Angesichts der prekären wirtschaftlichen und politischen Lage Israels Anfang der 1950er Jahre, stieß die Wahl einer „Miss Israel“ durchaus auf harsche Kritik (S. 151). Wie Julie Grimmeisen darlegt, befürchtete Dvar HaPoelet einen Verrat an den zahlreichen Pionierinnen, die aufgrund der harten körperlichen Arbeit nicht in der Lage waren elegant über den Laufsteg zu schweben (S. 180).

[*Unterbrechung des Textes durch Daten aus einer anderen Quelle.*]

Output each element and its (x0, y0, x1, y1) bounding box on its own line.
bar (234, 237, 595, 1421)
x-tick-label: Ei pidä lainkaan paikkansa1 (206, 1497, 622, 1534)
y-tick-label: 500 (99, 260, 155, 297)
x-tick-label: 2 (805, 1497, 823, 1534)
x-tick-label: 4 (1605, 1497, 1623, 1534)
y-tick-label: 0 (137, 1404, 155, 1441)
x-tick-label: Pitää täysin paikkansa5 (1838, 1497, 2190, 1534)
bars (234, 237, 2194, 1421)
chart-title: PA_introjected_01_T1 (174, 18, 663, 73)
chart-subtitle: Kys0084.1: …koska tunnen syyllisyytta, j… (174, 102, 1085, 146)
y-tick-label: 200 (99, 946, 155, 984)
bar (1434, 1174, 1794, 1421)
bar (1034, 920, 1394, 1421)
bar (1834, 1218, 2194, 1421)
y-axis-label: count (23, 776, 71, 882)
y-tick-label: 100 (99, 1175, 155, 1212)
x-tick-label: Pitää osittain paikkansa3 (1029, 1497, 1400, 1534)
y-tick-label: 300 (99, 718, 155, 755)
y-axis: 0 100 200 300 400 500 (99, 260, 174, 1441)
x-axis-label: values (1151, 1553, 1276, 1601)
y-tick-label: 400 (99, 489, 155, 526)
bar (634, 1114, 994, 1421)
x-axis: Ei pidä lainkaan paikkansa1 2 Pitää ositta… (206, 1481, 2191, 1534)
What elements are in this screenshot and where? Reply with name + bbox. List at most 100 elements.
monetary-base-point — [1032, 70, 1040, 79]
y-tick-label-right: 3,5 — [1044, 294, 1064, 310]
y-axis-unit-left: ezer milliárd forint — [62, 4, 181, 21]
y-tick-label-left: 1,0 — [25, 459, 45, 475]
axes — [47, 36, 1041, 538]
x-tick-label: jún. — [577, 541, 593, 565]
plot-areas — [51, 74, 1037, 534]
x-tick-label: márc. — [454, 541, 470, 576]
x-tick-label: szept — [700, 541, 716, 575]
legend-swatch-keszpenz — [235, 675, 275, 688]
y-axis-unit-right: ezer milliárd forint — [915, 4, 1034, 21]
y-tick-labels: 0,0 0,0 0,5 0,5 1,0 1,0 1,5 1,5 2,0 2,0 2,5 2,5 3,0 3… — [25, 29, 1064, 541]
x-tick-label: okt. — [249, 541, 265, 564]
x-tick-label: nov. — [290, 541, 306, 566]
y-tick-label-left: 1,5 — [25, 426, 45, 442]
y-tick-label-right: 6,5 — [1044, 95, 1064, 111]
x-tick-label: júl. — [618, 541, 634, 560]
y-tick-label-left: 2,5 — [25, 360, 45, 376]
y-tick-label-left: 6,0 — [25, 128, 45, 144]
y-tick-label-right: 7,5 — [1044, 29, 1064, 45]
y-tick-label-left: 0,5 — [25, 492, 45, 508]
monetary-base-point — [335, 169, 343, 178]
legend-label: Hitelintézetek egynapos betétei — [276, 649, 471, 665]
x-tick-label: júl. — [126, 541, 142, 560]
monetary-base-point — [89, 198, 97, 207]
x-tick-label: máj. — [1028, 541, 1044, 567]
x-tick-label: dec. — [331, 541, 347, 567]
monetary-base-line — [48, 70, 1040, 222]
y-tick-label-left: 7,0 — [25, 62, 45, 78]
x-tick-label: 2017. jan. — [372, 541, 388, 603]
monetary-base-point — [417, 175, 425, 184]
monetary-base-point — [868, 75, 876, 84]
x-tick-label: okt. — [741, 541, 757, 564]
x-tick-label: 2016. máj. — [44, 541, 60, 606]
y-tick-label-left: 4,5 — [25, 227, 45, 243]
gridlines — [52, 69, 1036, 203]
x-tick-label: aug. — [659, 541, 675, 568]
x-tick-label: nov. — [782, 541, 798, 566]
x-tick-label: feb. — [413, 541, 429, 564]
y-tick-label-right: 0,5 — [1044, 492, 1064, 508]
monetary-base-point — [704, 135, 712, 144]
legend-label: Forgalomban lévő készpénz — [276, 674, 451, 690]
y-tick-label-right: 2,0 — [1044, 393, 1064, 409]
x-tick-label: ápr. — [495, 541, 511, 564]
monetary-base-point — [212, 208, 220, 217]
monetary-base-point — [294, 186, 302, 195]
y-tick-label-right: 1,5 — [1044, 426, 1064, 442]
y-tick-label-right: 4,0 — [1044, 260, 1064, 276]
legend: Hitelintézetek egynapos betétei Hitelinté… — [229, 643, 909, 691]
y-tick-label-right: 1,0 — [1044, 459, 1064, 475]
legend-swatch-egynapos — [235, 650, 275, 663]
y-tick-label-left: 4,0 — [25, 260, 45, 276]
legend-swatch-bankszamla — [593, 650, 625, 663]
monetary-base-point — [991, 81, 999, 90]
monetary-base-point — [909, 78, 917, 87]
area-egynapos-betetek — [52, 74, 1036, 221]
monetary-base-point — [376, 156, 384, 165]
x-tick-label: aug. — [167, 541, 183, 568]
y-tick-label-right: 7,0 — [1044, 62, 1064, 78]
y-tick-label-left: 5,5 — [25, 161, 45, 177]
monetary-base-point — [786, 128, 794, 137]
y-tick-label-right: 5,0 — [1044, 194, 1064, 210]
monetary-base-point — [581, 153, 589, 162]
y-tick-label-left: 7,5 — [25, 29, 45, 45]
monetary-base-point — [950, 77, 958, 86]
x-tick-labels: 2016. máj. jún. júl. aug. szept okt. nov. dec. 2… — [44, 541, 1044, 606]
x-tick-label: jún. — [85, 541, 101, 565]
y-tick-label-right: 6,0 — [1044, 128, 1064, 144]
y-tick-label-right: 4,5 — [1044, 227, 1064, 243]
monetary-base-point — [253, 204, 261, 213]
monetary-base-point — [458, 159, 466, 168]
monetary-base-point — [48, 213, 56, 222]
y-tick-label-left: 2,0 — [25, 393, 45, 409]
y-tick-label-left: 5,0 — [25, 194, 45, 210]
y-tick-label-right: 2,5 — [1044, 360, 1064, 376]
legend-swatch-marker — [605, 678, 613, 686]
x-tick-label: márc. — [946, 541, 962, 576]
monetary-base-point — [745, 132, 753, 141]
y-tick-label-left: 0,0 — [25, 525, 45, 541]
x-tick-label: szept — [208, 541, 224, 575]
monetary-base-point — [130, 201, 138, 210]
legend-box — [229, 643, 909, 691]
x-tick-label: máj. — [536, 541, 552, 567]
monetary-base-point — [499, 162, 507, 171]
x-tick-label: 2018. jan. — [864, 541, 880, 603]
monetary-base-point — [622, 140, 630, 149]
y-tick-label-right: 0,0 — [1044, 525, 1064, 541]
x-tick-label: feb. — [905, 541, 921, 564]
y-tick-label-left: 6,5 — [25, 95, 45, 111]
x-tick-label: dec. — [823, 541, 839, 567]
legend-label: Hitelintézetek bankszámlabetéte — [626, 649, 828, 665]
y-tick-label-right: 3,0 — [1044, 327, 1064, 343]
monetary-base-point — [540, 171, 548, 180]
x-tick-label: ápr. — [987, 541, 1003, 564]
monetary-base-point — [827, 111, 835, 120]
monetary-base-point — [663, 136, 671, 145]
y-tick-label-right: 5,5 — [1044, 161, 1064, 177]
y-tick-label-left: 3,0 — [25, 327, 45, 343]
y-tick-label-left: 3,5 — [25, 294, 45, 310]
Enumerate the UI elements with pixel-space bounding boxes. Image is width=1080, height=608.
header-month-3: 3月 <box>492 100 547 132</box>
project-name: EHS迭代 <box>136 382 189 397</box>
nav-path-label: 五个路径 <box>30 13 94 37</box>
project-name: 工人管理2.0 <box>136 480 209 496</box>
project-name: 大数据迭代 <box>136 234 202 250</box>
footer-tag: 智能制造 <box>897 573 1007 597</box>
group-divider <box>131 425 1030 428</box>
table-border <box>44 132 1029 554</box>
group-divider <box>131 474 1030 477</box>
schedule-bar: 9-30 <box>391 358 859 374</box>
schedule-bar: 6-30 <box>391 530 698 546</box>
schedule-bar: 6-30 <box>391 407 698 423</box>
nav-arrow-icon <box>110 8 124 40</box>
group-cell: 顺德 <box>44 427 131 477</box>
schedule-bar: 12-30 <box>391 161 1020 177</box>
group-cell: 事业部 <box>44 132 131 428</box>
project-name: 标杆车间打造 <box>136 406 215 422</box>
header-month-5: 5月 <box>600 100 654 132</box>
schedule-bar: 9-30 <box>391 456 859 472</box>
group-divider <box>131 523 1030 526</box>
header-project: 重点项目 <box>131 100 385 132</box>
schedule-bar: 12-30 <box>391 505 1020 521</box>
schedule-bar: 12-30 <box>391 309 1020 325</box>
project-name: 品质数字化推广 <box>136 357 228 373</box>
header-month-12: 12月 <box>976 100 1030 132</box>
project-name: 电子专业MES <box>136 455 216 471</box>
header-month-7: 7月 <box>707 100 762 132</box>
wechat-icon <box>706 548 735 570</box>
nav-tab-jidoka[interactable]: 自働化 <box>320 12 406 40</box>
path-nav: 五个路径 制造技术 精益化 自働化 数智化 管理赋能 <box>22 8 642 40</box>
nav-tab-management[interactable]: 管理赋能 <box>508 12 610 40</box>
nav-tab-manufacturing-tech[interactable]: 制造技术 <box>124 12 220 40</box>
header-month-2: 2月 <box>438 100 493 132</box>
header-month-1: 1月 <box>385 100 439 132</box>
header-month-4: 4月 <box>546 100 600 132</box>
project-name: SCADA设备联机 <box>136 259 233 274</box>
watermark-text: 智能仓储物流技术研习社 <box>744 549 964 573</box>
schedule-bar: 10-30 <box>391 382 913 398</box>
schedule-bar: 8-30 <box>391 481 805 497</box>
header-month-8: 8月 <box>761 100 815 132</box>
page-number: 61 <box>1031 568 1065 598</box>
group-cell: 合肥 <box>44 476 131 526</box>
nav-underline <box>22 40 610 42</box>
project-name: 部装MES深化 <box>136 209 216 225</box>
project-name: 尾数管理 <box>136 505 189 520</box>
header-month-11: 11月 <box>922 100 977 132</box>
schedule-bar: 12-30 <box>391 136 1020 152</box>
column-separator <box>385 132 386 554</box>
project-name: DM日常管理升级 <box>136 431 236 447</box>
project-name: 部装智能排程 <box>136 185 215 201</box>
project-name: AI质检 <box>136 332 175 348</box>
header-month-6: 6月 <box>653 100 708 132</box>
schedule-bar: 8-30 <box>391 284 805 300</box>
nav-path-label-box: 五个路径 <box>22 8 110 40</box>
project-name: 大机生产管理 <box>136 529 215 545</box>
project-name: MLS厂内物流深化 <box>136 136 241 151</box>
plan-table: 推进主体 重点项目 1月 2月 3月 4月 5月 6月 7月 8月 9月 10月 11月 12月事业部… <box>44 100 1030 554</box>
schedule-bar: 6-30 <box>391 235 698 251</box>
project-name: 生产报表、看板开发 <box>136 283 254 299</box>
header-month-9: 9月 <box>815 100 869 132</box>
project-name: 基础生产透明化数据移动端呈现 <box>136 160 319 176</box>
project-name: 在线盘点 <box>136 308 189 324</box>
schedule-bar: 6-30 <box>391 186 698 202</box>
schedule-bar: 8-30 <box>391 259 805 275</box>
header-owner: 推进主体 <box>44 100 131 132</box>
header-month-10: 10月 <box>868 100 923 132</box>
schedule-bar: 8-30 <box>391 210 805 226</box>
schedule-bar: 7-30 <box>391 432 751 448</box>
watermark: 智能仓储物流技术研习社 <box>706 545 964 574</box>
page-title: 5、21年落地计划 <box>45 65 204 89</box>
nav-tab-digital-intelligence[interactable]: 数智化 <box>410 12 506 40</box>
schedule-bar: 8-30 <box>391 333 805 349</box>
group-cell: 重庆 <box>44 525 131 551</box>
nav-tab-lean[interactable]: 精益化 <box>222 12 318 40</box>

Andere monierten – zu Recht – einen Kommerzialisierungseffekt. Dessen ungeachtet kürte LaIscha ab dem Jahre 1950 „Miss Israel“ mit zunehmendem Erfolg (S. 142). Mehr noch, die Wahl zur „Miss Israel“ wurde zum nationalen und internationalem Politikum. Auf nationaler Ebene wurde erfolgreich ein neues Frauenbild erschaffen, das bei weitem nicht nur darin bestand einen makellosen, jugendlichen und durchtrainierten Körper vorzuführen (S. 178, 187). Vielmehr versprach Schönheit glänzende Aussichten auf dem Heiratsmarkt und damit eine gesicherte Zukunft (S. 208). Somit obsiegte das westlich tradierte bürgerlichen Rollenverständnis, dem sich die Chaluza über Jahrzehnte hinweg als ein erfolgreiches Gegenmodell präsentiert hatte. Andererseits wurden Pionierinnen-Elemente – wie Julie Grimmeisen herausarbeitet – in das neue Frauenbild kunstvoll implementiert. Dazu gehörte nicht nur Sportlichkeit (S. 187), Fremdsprachenkenntnisse (S. 189), verbale Schlagfertigkeit (S. 169) und die Bereitschaft der Nation als Krankenschwester, Kindergärtnerin, Hebräischlehrerin oder Soldatin zu dienen (S. 173), vielmehr konnte durch die Nominierung von Holocaustüberlebenden (S. 283), Sefardinnen ( S. 192) bzw. Landestöchtern aus Aschkenasisch-Sefardischen Verbindungen (S. 192) Pluralität in der heterogenen israelischen Gesellschaft demonstriert werden.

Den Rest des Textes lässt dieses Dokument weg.